Cross-linking CD137 and active T cells can not only result in T cell proliferation via increased IL-2 secretion, but surviving cells also contribute to expanding immune system memory and augmenting T cell cytolytic activity.

== Atherosclerosis ==

=== Inflammation ===
Atherosclerosis is a disease, linked to Cardiovascular Disease (CVD), and associated with cardiac inflammation, in the form of lesions in the walls of the atrial chambers and other vasculature. Treatments designed to target the CD137 molecules expressed on immune cell surfaces often lead to T cell proliferation as CD137 stimulation allows for the T cells to continue through the cell cycle. In this way, CD137 is often referred to as an immune checkpoint. This proliferation eventually leads to other immune cell responses and secretion of proinflammatory cytokines which result in exaggerated inflammatory responses that exacerbate atherosclerosis. Ongoing studies are researching CD137 as a biomarker for atherosclerosis as well as CD137 antagonists as potential therapeutics to reduce the symptoms associated with the condition.

=== Endothelial cells ===
The mechanism connecting CD137 bidirectional signaling to the promotion of atherosclerosis is related to CD137 mediation of epithelial cell damage. When the CD137/CD137L complex interacts with endothelial cells, including those lining vascular structures, it induces the upregulation of molecules that promote inflammation and damage. For instance, increases in adhesion molecules, including vascular adhesion molecule-1 or intracellular adhesion molecule-1, on epithelial cells causes recruitment of immune cells like macrophages and neutrophils. When they arrive, these cells initiate proinflammatory responses including cytokine secretion. In chronic cases, this results in excessive inflammation of the epithelial tissue, leading to cell damage and the formation of atherosclerotic inflammatory lesions.

== Interactions ==
CD137 has been shown to interact with TRAF2.

== As a drug target ==

=== Cancer immunotherapy ===
CD137 is also involved in cancer having been found upregulated in cancerous cell lines. CD137/ligand stimulation has been found to lead to stronger anti-tumor responses due to cytotoxic T cell activation and is being examined as a possible anticancer therapy.

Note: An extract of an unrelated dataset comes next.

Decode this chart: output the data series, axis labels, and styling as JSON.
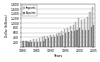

Current cancer immunotherapy treatments use monoclonal antibodies (mAbs) to target and kill cancer cells. Cancer cells upregulate cell surface CD137, however the reason behind this remains unclear. What is known is the fact that mAbs targeting CD137 are successful in fighting cancer as they can not only mark cancer cells, but they allow for CD8+ T cell activation and increased IFN-gamma secretion as per CD137's function as a costimulatory molecule. This enables the affected individual's immune system to actively target and kill cancer cells that express CD137 on their cell surfaces. Currently, Utomilumab is the only mAb targeting CD137 on the market. Urelumab trials were temporarily halted due to risk of liver toxicity. Utomilumab trials resulted in the drug's being cleared for therapeutic use.

=== Utomilumab ===
Utomilumab (PF-05082566) targets this receptor to stimulate a more intense immune system attack on cancers. It is a fully human IgG2 monoclonal antibody. It is in early clinical trials. As of June 2016, 5 clinical trials are active.
In recent years, there has been a reignited interest in 4-1BB immunotherapy. Currently, there are several anti-4-1BB antibodies and recombinant proteins are in various stages of clinical trial.